Spark Standalone HA (high availability) mode
1. HA architecture description
2. Host planning
master node | slave node |
---|---|
hadoop002,hadoop005 | hadoop003,hadoop004 |
Zookeeper |
---|
hadoop002 ,hadoop003,hadoop004 |
3. Installation of Zookeeper
- Please refer to the cluster installation of Zookeeper
4. Spark installation
-
For installation and deployment, please refer to Spark Standalone cluster installation and test cases
. Note:这里是4台虚拟机
-
To configure Spark high availability, you only need to modify spark-env.sh. The specific content that needs to be modified is as shown in the following table:
Edit spark-env.sh on hadoop002 and replace the content with the following content:export JAVA_HOME=/training/jdk1.8.0_171 export SPARK_DAEMON_JAVA_OPTS="-Dspark.deploy.recoveryMode=ZOOKEEPER -Dspark.deploy.zookeeper.url=hadoop002,hadoop003,hadoop004 -Dspark.deploy.zookeeper.dir=/spark" #history 配置历史服务 export SPARK_HISTORY_OPTS="-Dspark.history.ui.port=18080 -Dspark.history.retainedApplications=30 -Dspark.history.fs.logDirectory=/training/spark-2.4.8-bin-hadoop2.7/history"
Note :
需要将spark-env.sh分发到其他节点中,即分发到hadoop003,hadoop004和hadoop005
5. Run the test
- Start the spark cluster on Hadoop002, enter the spark installation directory, and execute:
sbin/start-all.sh
- Start Master on Hadoop005, enter the spark installation directory, and execute:
sbin/start-master.sh
- View the web interface provided by spark on hadoop002 in the browser, enter:
hadoop002:8080
, as shown below:
- View the web interface provided by spark on hadoop005 in the browser, enter:
hadoop005:8080
, as shown below:
- High availability test
1) Kill the master on hadoop002: kill + process ID or use the stop-master.sh command to shut down
2) Enter on the browser:hadoop005:8080
, change it clearly and refresh the page. Wait for a while and you will see As shown in the figure below:
At this point, the spark master has completed the switch and achieved high availability.

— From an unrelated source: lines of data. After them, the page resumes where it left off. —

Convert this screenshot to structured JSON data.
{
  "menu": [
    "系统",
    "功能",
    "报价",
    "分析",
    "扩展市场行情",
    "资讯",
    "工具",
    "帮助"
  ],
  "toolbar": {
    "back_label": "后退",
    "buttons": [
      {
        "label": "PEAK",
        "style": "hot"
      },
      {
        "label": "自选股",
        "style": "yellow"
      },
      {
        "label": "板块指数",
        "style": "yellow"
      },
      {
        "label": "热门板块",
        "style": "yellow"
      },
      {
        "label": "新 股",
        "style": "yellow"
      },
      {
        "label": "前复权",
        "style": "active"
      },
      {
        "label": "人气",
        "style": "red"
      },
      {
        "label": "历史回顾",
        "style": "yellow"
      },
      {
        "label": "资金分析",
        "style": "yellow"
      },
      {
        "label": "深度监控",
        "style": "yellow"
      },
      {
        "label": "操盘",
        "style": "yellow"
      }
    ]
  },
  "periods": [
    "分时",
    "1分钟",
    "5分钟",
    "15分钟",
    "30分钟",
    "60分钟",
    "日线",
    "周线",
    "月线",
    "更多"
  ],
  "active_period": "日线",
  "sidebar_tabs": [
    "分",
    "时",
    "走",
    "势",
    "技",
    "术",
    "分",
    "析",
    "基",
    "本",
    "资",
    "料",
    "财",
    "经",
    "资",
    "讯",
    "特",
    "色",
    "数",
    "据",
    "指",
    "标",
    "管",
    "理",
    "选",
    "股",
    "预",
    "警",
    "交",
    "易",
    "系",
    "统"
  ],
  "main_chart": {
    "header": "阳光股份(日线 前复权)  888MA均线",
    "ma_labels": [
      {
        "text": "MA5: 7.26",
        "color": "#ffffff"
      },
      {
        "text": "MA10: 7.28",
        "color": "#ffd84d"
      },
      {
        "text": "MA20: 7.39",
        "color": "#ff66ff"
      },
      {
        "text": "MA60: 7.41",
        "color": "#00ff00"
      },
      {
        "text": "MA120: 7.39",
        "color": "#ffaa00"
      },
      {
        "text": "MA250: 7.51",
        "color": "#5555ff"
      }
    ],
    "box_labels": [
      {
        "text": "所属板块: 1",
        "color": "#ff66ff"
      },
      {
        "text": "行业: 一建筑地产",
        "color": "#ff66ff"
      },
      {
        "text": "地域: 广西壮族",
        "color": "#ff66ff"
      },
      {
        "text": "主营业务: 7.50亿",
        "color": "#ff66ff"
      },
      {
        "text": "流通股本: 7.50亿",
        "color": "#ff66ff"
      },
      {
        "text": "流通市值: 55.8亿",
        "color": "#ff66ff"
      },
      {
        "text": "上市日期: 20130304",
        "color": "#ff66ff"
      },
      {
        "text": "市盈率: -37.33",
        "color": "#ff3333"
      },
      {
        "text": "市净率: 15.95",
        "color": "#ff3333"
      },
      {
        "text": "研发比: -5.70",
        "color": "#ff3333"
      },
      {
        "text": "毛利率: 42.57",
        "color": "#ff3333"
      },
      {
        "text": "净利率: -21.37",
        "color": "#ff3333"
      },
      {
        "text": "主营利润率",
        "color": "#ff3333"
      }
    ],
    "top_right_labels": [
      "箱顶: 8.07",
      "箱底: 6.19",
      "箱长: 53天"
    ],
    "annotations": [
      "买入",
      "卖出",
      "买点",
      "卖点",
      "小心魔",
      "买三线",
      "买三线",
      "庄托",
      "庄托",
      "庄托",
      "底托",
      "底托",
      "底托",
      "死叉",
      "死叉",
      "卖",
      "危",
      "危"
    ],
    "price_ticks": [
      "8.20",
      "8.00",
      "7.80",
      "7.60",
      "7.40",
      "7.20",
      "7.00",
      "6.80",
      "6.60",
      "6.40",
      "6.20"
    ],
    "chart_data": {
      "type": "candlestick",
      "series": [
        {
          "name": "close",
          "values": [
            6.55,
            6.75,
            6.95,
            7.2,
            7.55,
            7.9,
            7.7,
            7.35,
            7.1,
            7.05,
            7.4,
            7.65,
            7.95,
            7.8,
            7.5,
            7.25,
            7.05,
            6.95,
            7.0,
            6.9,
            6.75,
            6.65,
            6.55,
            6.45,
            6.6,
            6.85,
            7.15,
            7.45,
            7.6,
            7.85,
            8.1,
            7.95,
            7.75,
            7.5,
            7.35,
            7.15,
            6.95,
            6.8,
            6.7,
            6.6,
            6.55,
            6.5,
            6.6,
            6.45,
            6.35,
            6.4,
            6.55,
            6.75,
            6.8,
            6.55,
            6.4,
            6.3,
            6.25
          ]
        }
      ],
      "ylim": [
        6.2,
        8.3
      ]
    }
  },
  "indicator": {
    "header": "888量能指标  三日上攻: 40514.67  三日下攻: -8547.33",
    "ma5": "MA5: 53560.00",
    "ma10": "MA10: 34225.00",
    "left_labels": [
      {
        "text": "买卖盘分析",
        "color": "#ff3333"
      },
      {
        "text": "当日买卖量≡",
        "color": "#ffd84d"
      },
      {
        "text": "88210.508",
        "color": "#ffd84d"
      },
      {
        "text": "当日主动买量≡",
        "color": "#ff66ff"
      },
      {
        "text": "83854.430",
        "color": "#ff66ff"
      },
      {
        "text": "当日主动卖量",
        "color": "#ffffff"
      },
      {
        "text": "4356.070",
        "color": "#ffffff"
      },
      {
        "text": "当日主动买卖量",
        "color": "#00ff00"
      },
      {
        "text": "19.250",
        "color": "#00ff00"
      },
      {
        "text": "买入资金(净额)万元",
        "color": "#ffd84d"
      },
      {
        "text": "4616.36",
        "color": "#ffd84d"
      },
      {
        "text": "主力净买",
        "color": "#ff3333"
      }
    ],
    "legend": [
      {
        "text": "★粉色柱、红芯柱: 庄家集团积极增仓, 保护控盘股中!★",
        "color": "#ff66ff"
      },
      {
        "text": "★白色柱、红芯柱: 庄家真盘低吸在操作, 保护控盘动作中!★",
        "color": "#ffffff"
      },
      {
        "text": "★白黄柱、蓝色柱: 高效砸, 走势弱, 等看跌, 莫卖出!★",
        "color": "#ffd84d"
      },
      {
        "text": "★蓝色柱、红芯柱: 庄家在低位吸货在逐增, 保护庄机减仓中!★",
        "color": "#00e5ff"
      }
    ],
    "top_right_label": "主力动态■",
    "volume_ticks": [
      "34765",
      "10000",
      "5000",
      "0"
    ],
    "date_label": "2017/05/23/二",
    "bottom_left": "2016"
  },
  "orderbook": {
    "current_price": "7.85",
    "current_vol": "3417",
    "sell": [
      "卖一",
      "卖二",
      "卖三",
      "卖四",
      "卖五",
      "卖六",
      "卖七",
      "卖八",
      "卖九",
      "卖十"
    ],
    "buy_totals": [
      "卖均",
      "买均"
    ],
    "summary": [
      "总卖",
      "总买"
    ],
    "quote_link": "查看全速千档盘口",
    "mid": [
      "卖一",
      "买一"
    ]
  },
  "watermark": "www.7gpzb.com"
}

Spark Standalone HA (high availability) mode
1. HA architecture description
2. Host planning
master node | slave node |
---|---|
hadoop002,hadoop005 | hadoop003,hadoop004 |
Zookeeper |
---|
hadoop002 ,hadoop003,hadoop004 |
3. Installation of Zookeeper
- Please refer to the cluster installation of Zookeeper
4. Spark installation
-
For installation and deployment, please refer to Spark Standalone cluster installation and test cases
. Note:这里是4台虚拟机
-
To configure Spark high availability, you only need to modify spark-env.sh. The specific content that needs to be modified is as shown in the following table:
Edit spark-env.sh on hadoop002 and replace the content with the following content:export JAVA_HOME=/training/jdk1.8.0_171 export SPARK_DAEMON_JAVA_OPTS="-Dspark.deploy.recoveryMode=ZOOKEEPER -Dspark.deploy.zookeeper.url=hadoop002,hadoop003,hadoop004 -Dspark.deploy.zookeeper.dir=/spark" #history 配置历史服务 export SPARK_HISTORY_OPTS="-Dspark.history.ui.port=18080 -Dspark.history.retainedApplications=30 -Dspark.history.fs.logDirectory=/training/spark-2.4.8-bin-hadoop2.7/history"
Note :
需要将spark-env.sh分发到其他节点中,即分发到hadoop003,hadoop004和hadoop005
5. Run the test
- Start the spark cluster on Hadoop002, enter the spark installation directory, and execute:
sbin/start-all.sh
- Start Master on Hadoop005, enter the spark installation directory, and execute:
sbin/start-master.sh
- View the web interface provided by spark on hadoop002 in the browser, enter:
hadoop002:8080
, as shown below:
- View the web interface provided by spark on hadoop005 in the browser, enter:
hadoop005:8080
, as shown below:
- High availability test
1) Kill the master on hadoop002: kill + process ID or use the stop-master.sh command to shut down
2) Enter on the browser:hadoop005:8080
, change it clearly and refresh the page. Wait for a while and you will see As shown in the figure below:
At this point, the spark master has completed the switch and achieved high availability.